The security team were offered a relatively lenient plea after the verdict in our trial. They elected not to go to trial due to the expense; they pled guilty to a misdemeanor with a sentence of two weeks maximum in jail. The "necessity defense" allowed by the judge in our case (several jury members told me that Paolini and I would have been acquitted without the necessity defense) was disallowed on appeal to a higher court in the security team's case. In November of 1996, five years after the incident, all four were sentenced to one week in jail, $2,500 fines and some years probation with community service. The security persons agreed in their plea to automatically accept a felony if the necessity defense were disallowed. So each now has a "felony" on their records without a conviction by a jury. Two of them, Michael Howley and Charles Allen Kelly, had never worked on an intervention before. The husband and wife team of Joy and Carmine DeSanctis had engaged Kelly and Howley to help them carry out, what they surmised, to be a "mission of mercy."

Obviously, there are many points of view in a case such as this one. The jury heard our story as well as the plaintiff's. They found Paolini and I innocent unanimously, and Chrnalogar as well save by one vote. Clearly, this was not a simple situation of one side not liking the other side's religion. CUT's prophecies, behavior and influence over LaVerne Collins-Macchio had a deleterious effect on her marriage and relationship with her family. Her choice to follow CUT teachings is protected by law, as it should be, but her family believed that it was necessary to "break" the law to help her and keep their family intact. We, the "deprogrammers," did not try to convince the family that CUT was a dangerous "cult." Nor did we try to talk them into attempting a dramatic intervention. Apparently, the Church Universal and Triumphant's track record and influence over LaVerne had already done that much for the family. My role was to merely explain why I had rejected the CUT, and why I might dissuade anyone from joining it. I may be very good at doing just that, but the choice to accept my information is just that, a choice, and one that I cannot force on anyone under any circumstance. If nothing else, LaVerne Collins-Macchio proved that much.

Note: My "history" with the CUT goes back to the mid 1970s when I first became interested in their teachings. I rejected CUT and similar groups as "manipulative and deceitful" by 1980. Since then I have helped dozens of persons and some family groups reevaluate their CUT devotion and influence them to leave the group. I began to make a thorough study of the "cult mind control" phenomena and continue to today. In 1986 I began working with deprogrammers and exit counselors regarding the influence of a wide variety of groups and sects. I have since become a professional consultant in this arena of new religious movements, controversial therapies and the use of thought reform in such activities.

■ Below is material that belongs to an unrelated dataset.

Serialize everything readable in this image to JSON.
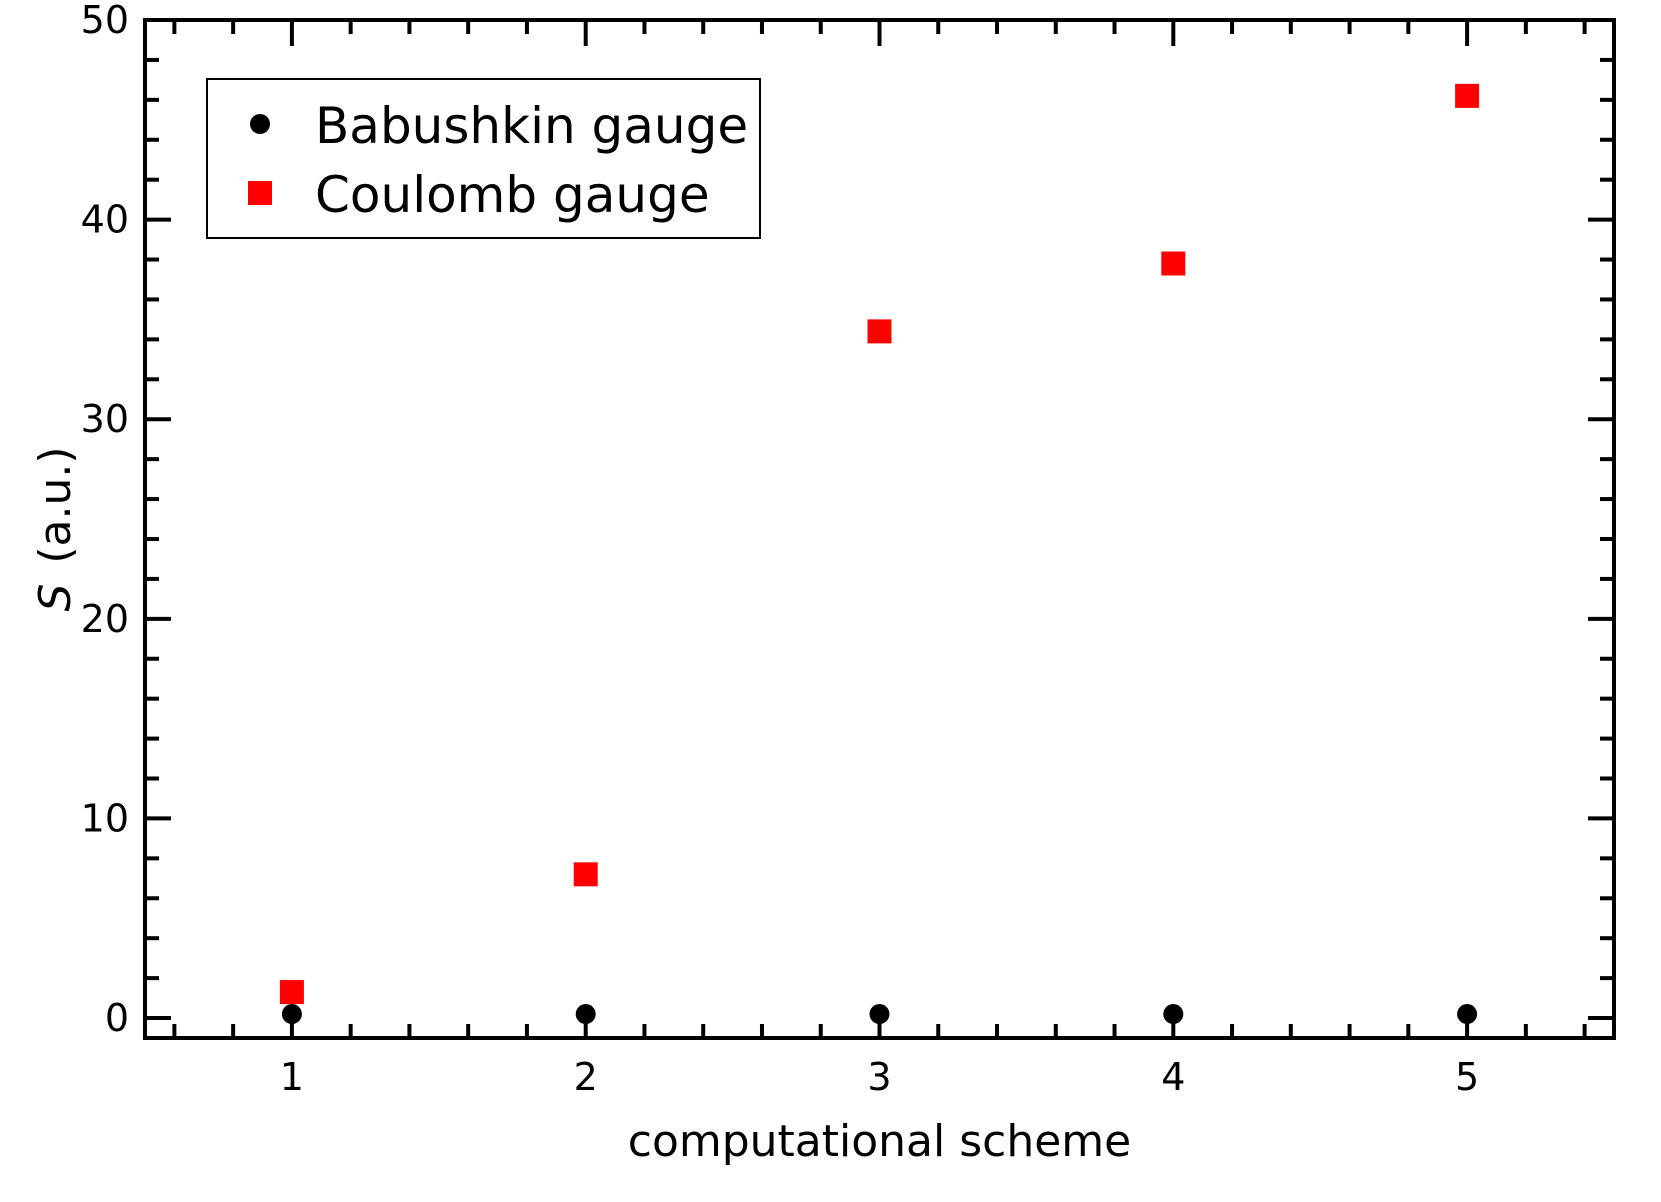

The prosecutors were probably led to seek out negative information I may have had about Mormons, Catholics, "Moonies," Hare Krishnas and the CUT in order to "prove" that I was anti-religion, no matter what it was. I am a Catholic, I have been hired and consulted several times by Mormons, and I do not have anything against the other three groups mentioned in terms of their beliefs. How a person is manipulated or deceived into believing anything is my concern. My religious persuasion does not play a role in my work with people under controversial influences. Although I had in a small percentage of my cases over a four year period worked with security teams, I ceased such activity altogether in 1992. I no longer work with families who elect to restrain a "cult" member at any time during an intervention.